PPRuNe Forums - View Single Post - What's New In W. Africa (Nigeria)
View Single Post
Old 27th Mar 2006, 02:32
  #667 (permalink)  
SASless
 
Join Date: May 2002
Location: Downeast
Age: 75
Posts: 18,290
Received 518 Likes on 216 Posts
What's the chance the Nigerian Guvmint and Shell will cough up the money?

Nigeria Militants Report Clash, Vow More Oil Worker Kidnappings

March 25 (Bloomberg) -- Militants whose attacks have shut down about a quarter of Nigeria's oil production said their forces killed three government soldiers two days ago and vowed to kidnap more foreign oil workers in the Niger River delta.
``Our units have been directed to capture more expatriates across the Niger delta,'' Jomo Gbomo, a spokesman for the Movement for the Emancipation of the Niger Delta, or MEND, said today in an e-mailed statement.

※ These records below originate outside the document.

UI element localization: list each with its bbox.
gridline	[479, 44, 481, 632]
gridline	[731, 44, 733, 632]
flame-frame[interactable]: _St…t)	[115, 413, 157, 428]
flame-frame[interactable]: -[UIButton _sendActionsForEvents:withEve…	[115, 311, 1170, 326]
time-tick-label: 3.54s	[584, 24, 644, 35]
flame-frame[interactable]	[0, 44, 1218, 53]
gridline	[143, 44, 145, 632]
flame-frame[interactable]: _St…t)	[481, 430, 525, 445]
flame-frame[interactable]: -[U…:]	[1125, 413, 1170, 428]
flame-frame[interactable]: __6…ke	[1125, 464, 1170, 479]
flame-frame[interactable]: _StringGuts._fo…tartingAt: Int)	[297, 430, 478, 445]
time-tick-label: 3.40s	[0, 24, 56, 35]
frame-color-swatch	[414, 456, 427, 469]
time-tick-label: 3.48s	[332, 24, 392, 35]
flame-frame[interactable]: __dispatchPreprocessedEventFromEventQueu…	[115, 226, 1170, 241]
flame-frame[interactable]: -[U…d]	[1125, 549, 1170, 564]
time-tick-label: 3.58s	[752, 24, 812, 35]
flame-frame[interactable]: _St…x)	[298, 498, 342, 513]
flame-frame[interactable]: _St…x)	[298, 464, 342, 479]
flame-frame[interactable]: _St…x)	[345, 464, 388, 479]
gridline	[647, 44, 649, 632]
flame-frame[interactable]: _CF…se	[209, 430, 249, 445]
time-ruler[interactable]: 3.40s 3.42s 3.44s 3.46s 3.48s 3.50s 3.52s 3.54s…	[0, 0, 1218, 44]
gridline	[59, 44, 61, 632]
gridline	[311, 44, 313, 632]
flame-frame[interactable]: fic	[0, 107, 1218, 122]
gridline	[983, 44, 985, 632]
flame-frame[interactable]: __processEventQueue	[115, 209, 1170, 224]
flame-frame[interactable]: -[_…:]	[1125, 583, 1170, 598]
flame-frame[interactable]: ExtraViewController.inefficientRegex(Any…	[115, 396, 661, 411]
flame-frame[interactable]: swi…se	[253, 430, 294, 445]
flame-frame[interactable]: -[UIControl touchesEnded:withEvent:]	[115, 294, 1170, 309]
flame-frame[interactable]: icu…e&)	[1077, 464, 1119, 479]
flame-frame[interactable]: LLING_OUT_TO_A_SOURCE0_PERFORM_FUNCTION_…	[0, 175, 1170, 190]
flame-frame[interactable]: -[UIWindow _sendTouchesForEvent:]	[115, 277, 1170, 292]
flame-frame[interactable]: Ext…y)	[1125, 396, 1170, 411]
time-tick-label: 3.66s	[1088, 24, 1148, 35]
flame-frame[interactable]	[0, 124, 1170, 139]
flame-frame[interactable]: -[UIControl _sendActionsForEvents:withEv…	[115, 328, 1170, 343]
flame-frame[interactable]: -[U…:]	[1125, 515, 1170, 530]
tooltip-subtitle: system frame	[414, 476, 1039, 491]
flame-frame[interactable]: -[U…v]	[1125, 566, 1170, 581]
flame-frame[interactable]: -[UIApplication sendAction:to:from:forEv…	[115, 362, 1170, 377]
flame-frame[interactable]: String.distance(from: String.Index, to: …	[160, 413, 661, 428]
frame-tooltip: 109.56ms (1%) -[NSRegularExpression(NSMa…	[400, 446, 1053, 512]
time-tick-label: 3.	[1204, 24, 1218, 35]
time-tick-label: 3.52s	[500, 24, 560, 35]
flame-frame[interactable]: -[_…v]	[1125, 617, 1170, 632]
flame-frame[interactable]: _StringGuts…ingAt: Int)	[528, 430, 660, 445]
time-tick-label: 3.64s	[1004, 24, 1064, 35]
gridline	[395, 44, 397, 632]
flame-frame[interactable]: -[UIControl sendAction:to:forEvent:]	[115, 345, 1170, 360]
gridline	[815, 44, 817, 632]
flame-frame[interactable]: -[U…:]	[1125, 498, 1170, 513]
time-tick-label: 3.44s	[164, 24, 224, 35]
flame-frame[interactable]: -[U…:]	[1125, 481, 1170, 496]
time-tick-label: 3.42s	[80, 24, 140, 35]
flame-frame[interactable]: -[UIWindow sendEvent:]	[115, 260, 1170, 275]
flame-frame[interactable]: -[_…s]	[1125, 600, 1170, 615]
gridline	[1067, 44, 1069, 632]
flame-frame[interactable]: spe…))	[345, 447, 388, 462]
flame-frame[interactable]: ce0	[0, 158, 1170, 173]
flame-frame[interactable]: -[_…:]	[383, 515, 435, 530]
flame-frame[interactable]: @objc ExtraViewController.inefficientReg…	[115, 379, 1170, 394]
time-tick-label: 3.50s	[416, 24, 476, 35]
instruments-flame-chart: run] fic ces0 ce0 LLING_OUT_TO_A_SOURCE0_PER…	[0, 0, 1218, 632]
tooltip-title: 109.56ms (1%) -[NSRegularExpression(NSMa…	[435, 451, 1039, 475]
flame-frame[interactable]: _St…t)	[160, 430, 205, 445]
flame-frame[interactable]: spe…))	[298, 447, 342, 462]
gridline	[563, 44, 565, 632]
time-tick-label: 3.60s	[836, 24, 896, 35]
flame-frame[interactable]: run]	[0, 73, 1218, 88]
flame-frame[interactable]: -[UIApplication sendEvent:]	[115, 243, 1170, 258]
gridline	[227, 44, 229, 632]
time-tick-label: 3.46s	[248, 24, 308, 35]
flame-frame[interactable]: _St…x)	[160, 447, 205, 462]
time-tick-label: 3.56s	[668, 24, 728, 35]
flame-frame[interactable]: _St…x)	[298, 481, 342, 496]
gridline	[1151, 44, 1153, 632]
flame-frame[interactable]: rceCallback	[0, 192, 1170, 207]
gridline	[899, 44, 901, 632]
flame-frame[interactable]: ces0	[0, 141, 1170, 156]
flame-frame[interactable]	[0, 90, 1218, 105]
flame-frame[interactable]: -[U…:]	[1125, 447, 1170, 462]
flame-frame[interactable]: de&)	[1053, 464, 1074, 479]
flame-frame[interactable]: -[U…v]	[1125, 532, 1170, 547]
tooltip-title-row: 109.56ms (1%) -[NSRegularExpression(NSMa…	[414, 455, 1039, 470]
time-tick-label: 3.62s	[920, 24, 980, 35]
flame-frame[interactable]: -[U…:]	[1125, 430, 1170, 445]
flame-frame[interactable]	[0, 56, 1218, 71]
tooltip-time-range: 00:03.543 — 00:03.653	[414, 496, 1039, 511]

The militants are holding hostage Cody Oswald and Russel Spell of the U.S. and Briton John Hudspith. They were abducted with six other oil workers on Feb. 18 from a Willbros Group Inc. boat near the Forcados export terminal, run by a venture of Royal Dutch Shell Plc. The six others were released on March 1.

Kidnappings and attacks last month on a pipeline and an oil terminal forced Shell and other companies to halt output of about 556,000 barrels a day. Shell shut down all production in the western Niger River delta and hasn't resumed output. Eni SpA told clients on March 23 that it's delaying shipments from Nigeria after saboteurs damaged a pipeline that runs to its Brass terminal on March 17.

The MEND statement today said that the Nigerian soldiers were killed in the Soku area of Rivers State in the eastern Niger delta. Shell's venture in Nigeria pumps oil and gas from the Soku area.

A navy spokesman said the men died as a result of their patrol boat capsizing, Agence France-Presse reported, citing Captain Obiora Medani.

The militants, in their statement, said they captured the patrol boat and weapons.

``The attacks will resume in earnest and the three hostages in our custody as well as those we will capture in the next few days will not be released until our conditions are met,'' Gbomo said.
The militant group is demanding that the government release Diepreye Alamieyeseigha, a former governor of Bayelsa state, who was impeached and arrested on money-laundering charges, and Mujahid Dokubo Asari, a militia leader jailed on treason charges.

The militants also want Shell to pay $1.5 billion to the Ijaw people, the biggest ethnic group in the Niger delta, as compensation for alleged environmental damage.
Nigeria produced 2.28 million barrels of oil a day in February, making it the sixth-biggest producer in the Organization of Petroleum Exporting Countries, according to Bloomberg data.

The fifth-biggest supplier to the U.S., Nigeria produces low sulfur, or sweet, crude oil, prized by refiners for the proportion of high-value gasoline it yields.